Process Reward Models (PRMs) are crucial in complex reasoning and problem-solving tasks (e.g., LLM agents with long-horizon decision-making) by verifying the correctness of each intermediate reasoning step. In real-world scenarios, LLMs may apply various reasoning patterns (e.g., decomposition) to solve a problem, potentially suffering from errors under various reasoning patterns. Therefore, PRMs are required to identify errors under various reasoning patterns during the reasoning process. However, existing benchmarks mainly focus on evaluating PRMs with stepwise correctness, ignoring a systematic evaluation of PRMs under various reasoning patterns. To mitigate this gap, we introduce Socratic-PRMBench, a new benchmark to evaluate PRMs systematically under six reasoning patterns, including Transformation, Decomposition, Regather, Deduction, Verification, and Integration. Socratic-PRMBench}comprises 2995 reasoning paths with flaws within the aforementioned six reasoning patterns. Through our experiments on both PRMs and LLMs prompted as critic models, we identify notable deficiencies in existing PRMs. These observations underscore the significant weakness of current PRMs in conducting evaluations on reasoning steps under various reasoning patterns. We hope Socratic-PRMBench can serve as a comprehensive testbed for systematic evaluation of PRMs under diverse reasoning patterns and pave the way for future development of PRMs.

Paper Structure

This paper contains 34 sections, 2 equations, 4 figures, 10 tables.

Figures (4)

  • Figure 1: (Left): Given a question, the reasoning step 2 and 5 contain errors. (Medium): Each step applys a specific reasoning pattern. (Right): The process reward model successfully detects the error of Deduction pattern but fails with the Decomposition reasoning pattern.
  • Figure 2: An overview of our Socratic-PRMBench.
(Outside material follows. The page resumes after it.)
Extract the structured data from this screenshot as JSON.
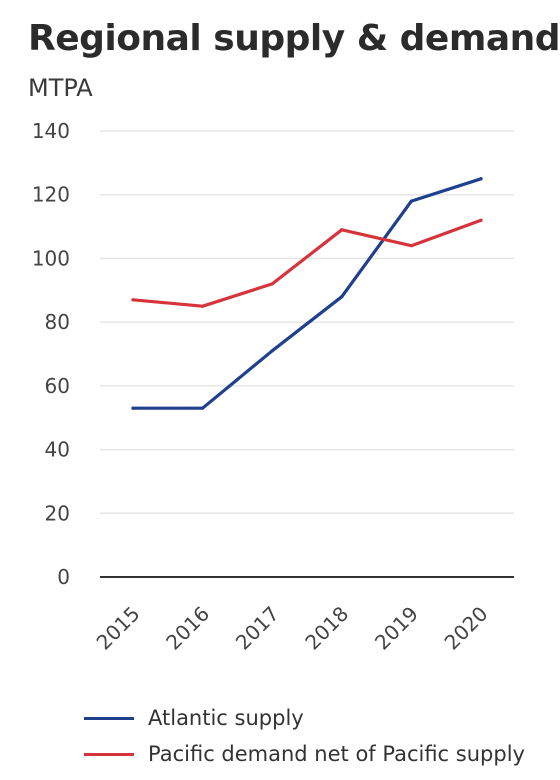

The left part illustrates our dataset constuction procedure. The right part illustrates the 6 reasoning patterns and 20 sub-categories of fine-grained error types. We use $P$ and $C$ to represent (sub)problems and conclusions, respectively. We use $Q$, $R$, $G$ to represent gathered information, redundant contents, and ground truth.
  • Figure 3: Average PRM-Score of representative PRMs and LLMs across 6 reasoning patterns. Both PRMs and LLMs shows imbalanced performance.
  • Figure 4: Error position distribution (truncated to 12) of Socratic-PRMBench and the predicted error position distribution of several PRMs and LLMs.